Corinaldo, carcere per il gestore della discoteca della strage
Deve scontare 5 anni di reclusione
Un fermo immagine tratto da Sky tg24 mostrò il ragazzo che avrebbe spruzzato uno spray urticante all'interno della discoteca Lanterna Azzurra provocando il panico che poi portò alla morte di sei persone nella discoteca Lanterna Azzurra
A distanza di anni dalla drammatica notte che sconvolse Corinaldo, si aprono definitivamente le porte del carcere per uno dei principali responsabili della gestione della sicurezza della discoteca “Lanterna Azzurra” di Corinaldo.
Corinaldo, otto anni dopo
I militari dell’Arma dei Carabinieri hanno dato esecuzione a un ordine di carcerazione ufficiale emesso dalla Procura Generale presso la Corte d’Appello di Ancona. Un provvedimento a carico del gestore trentottenne del locale marchigiano, finito in carcere per la strage di Corinaldo. L’uomo, prelevato e accompagnato presso la Casa Circondariale di Ancona Montacuto. Dovrà espiare una pena detentiva residua e definitiva pari a 5 anni di reclusione per i tragici fatti avvenuti nel dicembre del 2018.
Il provvedimento restrittivo di oggi rappresenta l’epilogo giudiziario di una delle pagine più buie della cronaca nera recente.
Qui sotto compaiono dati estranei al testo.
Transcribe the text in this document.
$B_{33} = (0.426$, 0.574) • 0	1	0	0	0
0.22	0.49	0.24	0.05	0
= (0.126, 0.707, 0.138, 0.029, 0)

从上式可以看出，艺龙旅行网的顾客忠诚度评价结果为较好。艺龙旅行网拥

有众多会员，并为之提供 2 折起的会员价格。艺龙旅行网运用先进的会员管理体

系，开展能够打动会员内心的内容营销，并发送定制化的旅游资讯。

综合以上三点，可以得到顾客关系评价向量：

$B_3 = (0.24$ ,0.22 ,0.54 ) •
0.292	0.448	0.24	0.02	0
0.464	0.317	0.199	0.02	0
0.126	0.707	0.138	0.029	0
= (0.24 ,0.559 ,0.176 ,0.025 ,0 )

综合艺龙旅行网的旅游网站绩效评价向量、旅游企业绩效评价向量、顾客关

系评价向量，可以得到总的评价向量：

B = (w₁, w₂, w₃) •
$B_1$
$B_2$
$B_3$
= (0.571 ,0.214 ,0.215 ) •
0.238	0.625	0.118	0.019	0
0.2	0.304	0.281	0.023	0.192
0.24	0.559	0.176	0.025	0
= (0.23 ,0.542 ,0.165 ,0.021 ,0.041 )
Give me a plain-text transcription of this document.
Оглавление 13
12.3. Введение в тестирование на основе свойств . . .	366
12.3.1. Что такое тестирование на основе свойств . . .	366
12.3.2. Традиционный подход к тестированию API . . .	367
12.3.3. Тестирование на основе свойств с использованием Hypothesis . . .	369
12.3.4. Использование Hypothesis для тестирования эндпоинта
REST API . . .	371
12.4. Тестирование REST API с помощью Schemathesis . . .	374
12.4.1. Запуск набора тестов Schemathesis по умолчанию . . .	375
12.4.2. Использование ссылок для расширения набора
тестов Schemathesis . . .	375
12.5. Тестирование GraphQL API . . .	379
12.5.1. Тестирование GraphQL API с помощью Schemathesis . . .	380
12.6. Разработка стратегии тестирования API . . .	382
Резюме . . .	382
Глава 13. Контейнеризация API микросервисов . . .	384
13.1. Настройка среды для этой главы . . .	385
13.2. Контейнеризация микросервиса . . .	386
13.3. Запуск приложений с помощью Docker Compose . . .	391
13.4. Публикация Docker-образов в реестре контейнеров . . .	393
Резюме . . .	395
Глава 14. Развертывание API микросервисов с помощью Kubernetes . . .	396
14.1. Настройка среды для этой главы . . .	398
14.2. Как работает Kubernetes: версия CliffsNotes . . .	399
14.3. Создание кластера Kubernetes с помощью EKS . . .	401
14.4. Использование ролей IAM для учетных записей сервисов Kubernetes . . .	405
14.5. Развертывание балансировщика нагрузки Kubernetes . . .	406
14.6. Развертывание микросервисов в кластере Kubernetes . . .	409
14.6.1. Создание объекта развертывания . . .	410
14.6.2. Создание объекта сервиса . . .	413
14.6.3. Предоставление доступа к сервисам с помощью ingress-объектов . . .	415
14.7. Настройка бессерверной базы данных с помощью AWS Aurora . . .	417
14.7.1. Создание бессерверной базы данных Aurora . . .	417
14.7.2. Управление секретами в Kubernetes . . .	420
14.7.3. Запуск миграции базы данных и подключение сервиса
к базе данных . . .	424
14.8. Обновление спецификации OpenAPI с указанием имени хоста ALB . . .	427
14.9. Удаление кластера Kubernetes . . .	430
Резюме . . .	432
La notte dell’8 dicembre 2018
All’interno della discoteca di Corinaldo, l’irrorazione di una sostanza urticante da parte della cosiddetta “banda dello spray al peperoncino” scatenò il panico tra la folla di giovanissimi in attesa del concerto del trapper Sfera Ebbasta.
Nel tentativo disperato di fuggire verso le uscite di sicurezza, il cedimento di una balaustra esterna provocò una drammatica calca. Persero la vita cinque adolescenti e una giovane mamma che aveva accompagnato la figlia all’evento. Feriti decine di altri ragazzi.
Le accuse al 38enne finito in carcere
Le accuse definitive per il trentottenne condotto in carcere dai carabinieri comprendono i reati di omicidio colposo plurimo e crollo di costruzioni o altri disastri dolosi.
Le indagini e i successivi gradi di giudizio hanno accertato le gravi carenze strutturali del locale. Accertati il superamento sistematico della capienza massima consentita rispetto ai biglietti venduti e le gravi omissioni nel piano di sicurezza.
La magistratura di Ancona ha così confermato la piena responsabilità dei gestori nella mancata prevenzione dei rischi. Una condotta colposa che ha tragicamente amplificato gli effetti della folle azione della banda criminale che utilizzava lo spray per compiere rapine di collanine d’oro all’interno delle discoteche.